Ook in het zwerkbal is er een Champions League: "Velen mispakken zich aan de intensiteit"
Als u ooit eens naar een Harry Potter-film keek, dan heeft u ongetwijfeld al gehoord van "zwerkbal". Maar wist u dat de favoriete sport van Harry, Ron en Hermelien ook in het echt wordt beoefend? Sportweekend trok naar de Europese Zwerkbal Cup in Harelbeke.
De voorbije 15 jaar groeide zwerkbal uit tot een echte sport met 10.000 spelers over 40 landen. Sinds 2013 wordt het ook in België gespeeld. En met succes, want ons land werd vorig jaar tweede op het WK.
Het voorbije weekend organiseerde ons land in Harelbeke de Europese Zwerkbal Cup, ook wel de Champions League van het zwerkbal. 32 Europese landen tekenden present.
"Zwerkbal is intussen het verhaal van Harry Potter ontgroeid. Het ziet er ludiek uit en het begon ook als een grap, maar het is wel een sport geworden die serieus te nemen valt", zegt Seppe De Wit van Antwerp Quidditch.
Een combinatie van handbal, trefbal en rugby
"Het is een combinatie van handbal, trefbal en rugby", doet Seppe zijn verhaal voort. "Bij elke ploeg zijn er vier spelers die proberen om te scoren met een volleybal. Scoren levert 10 punten op. Daarnaast zijn er 2 spelers die dat met een trefbal proberen te verhinderen. De trefbal is een soort van verdedigingswapen."
En dan is er een zevende speler, de zoeker. Die probeert de "snitch" te vangen. De snitch verdedigt een klein balletje aan zijn staart. En dat gaat er soms ruw aan toe.
Martin Curnek uit Slovenië is zo een snitch: “Ik houd van het fysieke spel.
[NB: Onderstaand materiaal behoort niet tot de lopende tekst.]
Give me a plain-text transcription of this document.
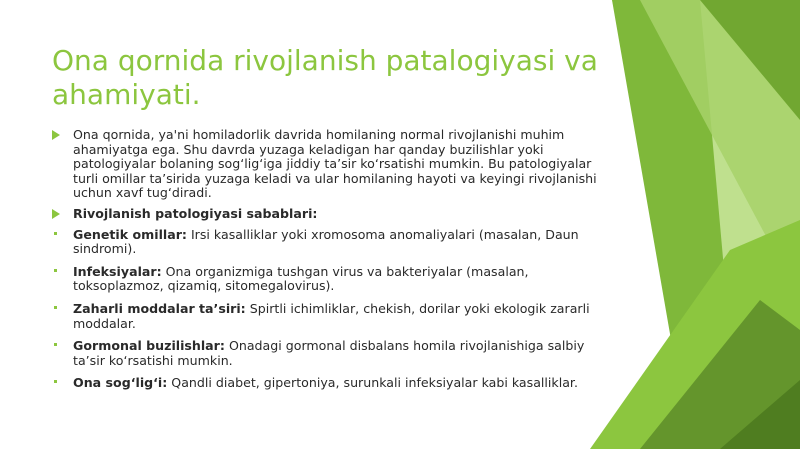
Ona qornida rivojlanish patalogiyasi va ahamiyati.
Ona qornida, ya'ni homiladorlik davrida homilaning normal rivojlanishi muhim ahamiyatga ega. Shu davrda yuzaga keladigan har qanday buzilishlar yoki patologiyalar bolaning sog‘lig‘iga jiddiy ta’sir ko‘rsatishi mumkin. Bu patologiyalar turli omillar ta’sirida yuzaga keladi va ular homilaning hayoti va keyingi rivojlanishi uchun xavf tug‘diradi.
Rivojlanish patologiyasi sabablari:
Genetik omillar: Irsi kasalliklar yoki xromosoma anomaliyalari (masalan, Daun sindromi).
Infeksiyalar: Ona organizmiga tushgan virus va bakteriyalar (masalan, toksoplazmoz, qizamiq, sitomegalovirus).
Zaharli moddalar ta’siri: Spirtli ichimliklar, chekish, dorilar yoki ekologik zararli moddalar.
Gormonal buzilishlar: Onadagi gormonal disbalans homila rivojlanishiga salbiy ta’sir ko‘rsatishi mumkin.
Ona sog‘lig‘i: Qandli diabet, gipertoniya, surunkali infeksiyalar kabi kasalliklar.
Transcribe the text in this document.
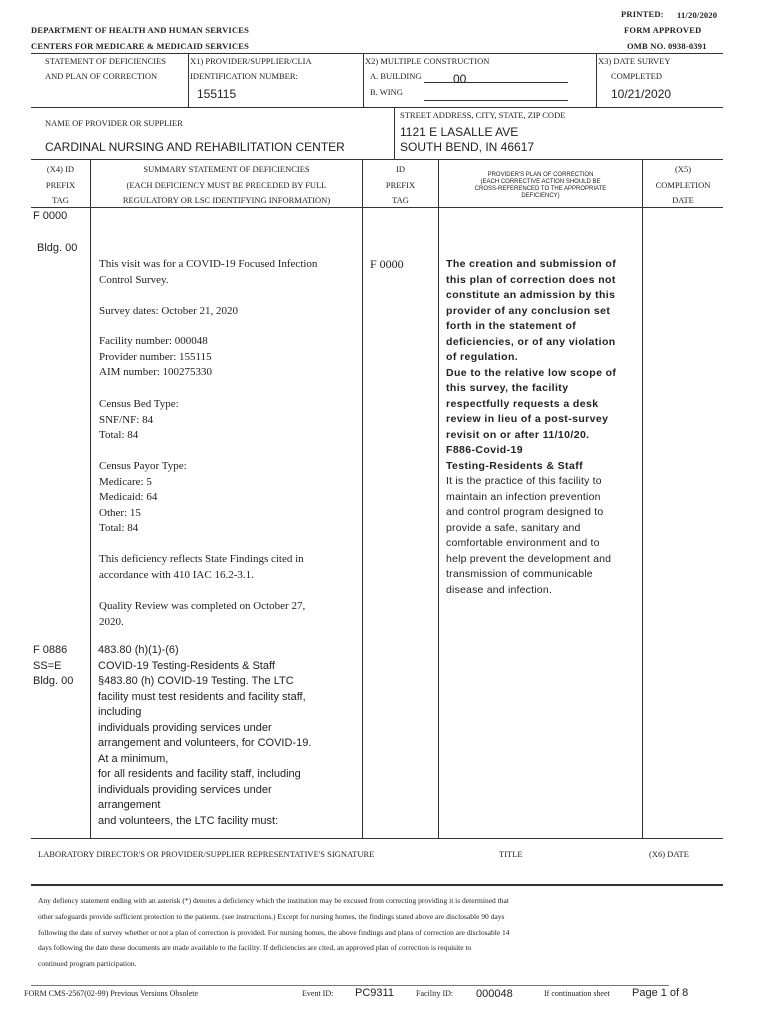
PRINTED: 11/20/2020
FORM APPROVED
OMB NO. 0938-0391
DEPARTMENT OF HEALTH AND HUMAN SERVICES
CENTERS FOR MEDICARE & MEDICAID SERVICES
STATEMENT OF DEFICIENCIES
AND PLAN OF CORRECTION
X1) PROVIDER/SUPPLIER/CLIA
IDENTIFICATION NUMBER:
155115
X2) MULTIPLE CONSTRUCTION
A. BUILDING	00
B. WING
X3) DATE SURVEY
COMPLETED
10/21/2020
NAME OF PROVIDER OR SUPPLIER
CARDINAL NURSING AND REHABILITATION CENTER
STREET ADDRESS, CITY, STATE, ZIP CODE
1121 E LASALLE AVE
SOUTH BEND, IN 46617
(X4) ID
PREFIX
TAG
SUMMARY STATEMENT OF DEFICIENCIES
(EACH DEFICIENCY MUST BE PRECEDED BY FULL
REGULATORY OR LSC IDENTIFYING INFORMATION)
ID
PREFIX
TAG
PROVIDER'S PLAN OF CORRECTION
(EACH CORRECTIVE ACTION SHOULD BE
CROSS-REFERENCED TO THE APPROPRIATE
DEFICIENCY)
(X5)
COMPLETION
DATE
F 0000
Bldg. 00
This visit was for a COVID-19 Focused Infection
Control Survey.
Survey dates: October 21, 2020
Facility number: 000048
Provider number: 155115
AIM number: 100275330
Census Bed Type:
SNF/NF: 84
Total: 84
Census Payor Type:
Medicare: 5
Medicaid: 64
Other: 15
Total: 84
This deficiency reflects State Findings cited in
accordance with 410 IAC 16.2-3.1.
Quality Review was completed on October 27,
2020.
F 0000	The creation and submission of
this plan of correction does not
constitute an admission by this
provider of any conclusion set
forth in the statement of
deficiencies, or of any violation
of regulation.
Due to the relative low scope of
this survey, the facility
respectfully requests a desk
review in lieu of a post-survey
revisit on or after 11/10/20.
F886-Covid-19
Testing-Residents & Staff
It is the practice of this facility to
maintain an infection prevention
and control program designed to
provide a safe, sanitary and
comfortable environment and to
help prevent the development and
transmission of communicable
disease and infection.
F 0886
SS=E
Bldg. 00
483.80 (h)(1)-(6)
COVID-19 Testing-Residents & Staff
§483.80 (h) COVID-19 Testing. The LTC
facility must test residents and facility staff,
including
individuals providing services under
arrangement and volunteers, for COVID-19.
At a minimum,
for all residents and facility staff, including
individuals providing services under
arrangement
and volunteers, the LTC facility must:
LABORATORY DIRECTOR'S OR PROVIDER/SUPPLIER REPRESENTATIVE'S SIGNATURE	TITLE	(X6) DATE
Any defiency statement ending with an asterisk (*) denotes a deficiency which the institution may be excused from correcting providing it is determined that
other safeguards provide sufficient protection to the patients. (see instructions.) Except for nursing homes, the findings stated above are disclosable 90 days
following the date of survey whether or not a plan of correction is provided. For nursing homes, the above findings and plans of correction are disclosable 14
days following the date these documents are made available to the facility. If deficiencies are cited, an approved plan of correction is requisite to
continued program participation.
FORM CMS-2567(02-99) Previous Versions Obsolete	Event ID: PC9311	Facility ID: 000048	If continuation sheet Page 1 of 8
Ik houd ervan dat ik mensen kan duwen en gemeen kan zijn. Dat is nu eenmaal mijn taak. “
Als het toch lukt om het balletje te ontfutselen bij de snitch, dan krijgt jouw ploeg 30 punten en is het spel afgelopen.
Ik houd van het fysieke spel. Ik houd ervan dat ik mensen kan duwen en gemeen kan zijn. Dat is nu eenmaal mijn taak.
"Stok tussen de benen is een handicap als een ander"
Maar datgene wat meteen opvalt bij elke toeschouwer is de stok waarmee alle veldspelers tussen hun benen lopen. Aanvankelijk was dat nog een bezem, maar die werd intussen vervangen door een PVC-buis.
Elisabeth Reyniers: “Het ziet er raar uit, dat vonden we zelf in het begin ook. Maar je wordt het heel snel gewoon. Het is een handicap als een ander. In het voetbal mag je enkel met je voeten spelen, bij rugby alleen maar achteruit passen. Hier heb je een stok tussen je benen.”
“Heel veel mensen mispakken zich aan de intensiteit van het spel. Ze komen eens meedoen met de gedachte dat ze iedereen zullen inmaken. Maar die nieuwkomers krijgen in de eerste trainingen op hun donder. Ze vinden het meestal toch vermoeiender dan gedacht."